Un coup de cœur du Carnet
Régis DUQUÉ, John Malone, Lansman, 2020, 52 p., 11 €, ISBN : 978-2-8071-0305-4
Martin, dix ans, fait ses devoirs dans sa chambre. Il décide de s’évader dans le livre, John Malone, que lui a offert Margot, la fille qu’il aime bien. L’orage se met à gronder. Il commence sa lecture. Une attaque terroriste menace le pays. Heureusement, le Bureau des affaires antiterroristes veille. Le regard de Martin s’élève vers la cathédrale. Quelqu’un bouge sur le toit. Son esprit s’évade. Dans la pièce à côté, son père est occupé à construire un nichoir à oiseaux. Il palabre, se souvient de l’époque où il travaillait sur un open space où chaque pause pipi était minutieusement notée et calculée. Il se souvient du peu de poésie qu’il trouvait parfois en regardant la neige tomber par la fenêtre. Au même moment, dans les rues de la ville, deux policiers patrouillent. L’un s’ennuie fermement et aimerait plus d’action. Sur les toits de la cathédrale, Tom Fox est à deux doigts de capturer John Malone, mais ce dernier lui échappe de justesse en hélicoptère. Tom parvient toutefois à le filer.
Au Bureau des affaires antiterroristes, Nelly Mancini donne les instructions à ses hommes. « Les forces du mal sont à l’œuvre. Les heures qui viennent vont être décisives. » Mais son esprit est ailleurs, auprès de son mari dépressif. Parallèlement, Patrick McCarthy et les membres des Troupes d’Interventions Spéciales – qui avaient tous d’autres ambitions de carrière que ce boulot mortifère – s’apprêtent à pénétrer dans un hangar où John Malone serait planqué. Mais l’intervention tourne mal. Claire, qui doit reconfigurer les satellites, perd la connexion avec eux.
Vont-ils réussir à capturer John Malone ? Qu’importe ! Toute cette histoire n’est qu’un prétexte. Régis Duqué utilise le thriller pour nous parler du monde du travail et plus précisément de la souffrance au travail. La construction du récit est ingénieuse. Quelques heures seulement s’écoulent. L’auteur insère tous les codes du thriller et reprend le rythme d’une série policière où chaque action est présentée par le prisme de différents protagonistes. Il multiplie les retours dans le temps et coupe à chaque fois l’action à un moment de haute tension.
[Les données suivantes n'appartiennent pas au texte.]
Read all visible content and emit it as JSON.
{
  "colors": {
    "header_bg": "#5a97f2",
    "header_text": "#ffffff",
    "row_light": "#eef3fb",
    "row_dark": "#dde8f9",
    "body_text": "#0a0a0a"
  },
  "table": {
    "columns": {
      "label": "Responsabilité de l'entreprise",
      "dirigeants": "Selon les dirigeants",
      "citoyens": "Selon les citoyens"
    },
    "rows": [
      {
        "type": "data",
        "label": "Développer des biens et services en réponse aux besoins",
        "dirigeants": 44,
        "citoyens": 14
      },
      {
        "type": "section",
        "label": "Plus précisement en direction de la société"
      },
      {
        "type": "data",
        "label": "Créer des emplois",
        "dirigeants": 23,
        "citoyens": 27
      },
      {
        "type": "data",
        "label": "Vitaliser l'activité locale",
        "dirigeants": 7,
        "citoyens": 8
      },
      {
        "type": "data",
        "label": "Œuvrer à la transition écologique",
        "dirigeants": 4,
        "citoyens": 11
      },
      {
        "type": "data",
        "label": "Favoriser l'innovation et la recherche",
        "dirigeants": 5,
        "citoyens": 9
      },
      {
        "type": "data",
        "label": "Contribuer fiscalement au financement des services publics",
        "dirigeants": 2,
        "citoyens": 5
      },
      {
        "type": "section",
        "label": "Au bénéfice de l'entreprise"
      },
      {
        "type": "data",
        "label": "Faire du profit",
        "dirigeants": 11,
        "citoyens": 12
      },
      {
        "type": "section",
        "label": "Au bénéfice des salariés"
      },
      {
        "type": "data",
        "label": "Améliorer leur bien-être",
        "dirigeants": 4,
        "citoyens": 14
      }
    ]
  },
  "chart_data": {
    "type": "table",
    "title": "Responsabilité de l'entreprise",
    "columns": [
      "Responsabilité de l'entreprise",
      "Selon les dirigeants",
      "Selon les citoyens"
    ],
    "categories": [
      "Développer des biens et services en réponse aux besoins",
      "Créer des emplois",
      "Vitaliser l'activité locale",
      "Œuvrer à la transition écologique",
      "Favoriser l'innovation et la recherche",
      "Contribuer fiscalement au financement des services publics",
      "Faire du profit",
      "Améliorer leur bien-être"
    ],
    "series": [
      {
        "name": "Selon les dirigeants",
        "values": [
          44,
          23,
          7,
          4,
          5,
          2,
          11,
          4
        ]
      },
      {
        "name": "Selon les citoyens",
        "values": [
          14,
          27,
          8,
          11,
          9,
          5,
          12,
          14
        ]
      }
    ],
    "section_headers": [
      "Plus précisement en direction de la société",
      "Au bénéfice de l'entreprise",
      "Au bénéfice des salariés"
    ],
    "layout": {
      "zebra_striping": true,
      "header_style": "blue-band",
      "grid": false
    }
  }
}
Dans le prologue, Régis Duqué explique que c’est en regardant 24h/chrono qu’il a voulu écrire sur notre rapport au travail dans nos sociétés ultra libérales. On y croise un homme en dépression, un chœur de membres des forces spéciales qui rêvent d’un ailleurs, un patron aux belles paroles, mélomane et totalement incompétent, une femme au bord de la crise de nerfs, une employée des télécom qui se fait insulter à longueur de journée… Il est question d’amour, de jalousie, de poésie, d’ennui, de travail, d’argent, de peur, du quotidien, des relations humaines, des petits et grands bobos de la vie, de travailler pour vivre, de vivre pour travailler, de terroristes, de héros… d’êtres humains dans toute leur fragilité. Avec John Malone, publié chez Émile Lansman, Régis Duqué réussit un coup de génie : il nous tient en haleine jusqu’au bout, tout en questionnant un sujet hautement présent dans nos vies. Il boucle son récit de manière brillante. Une pièce extrêmement bien ficelée ! Jack Bauer peut aller se rhabiller.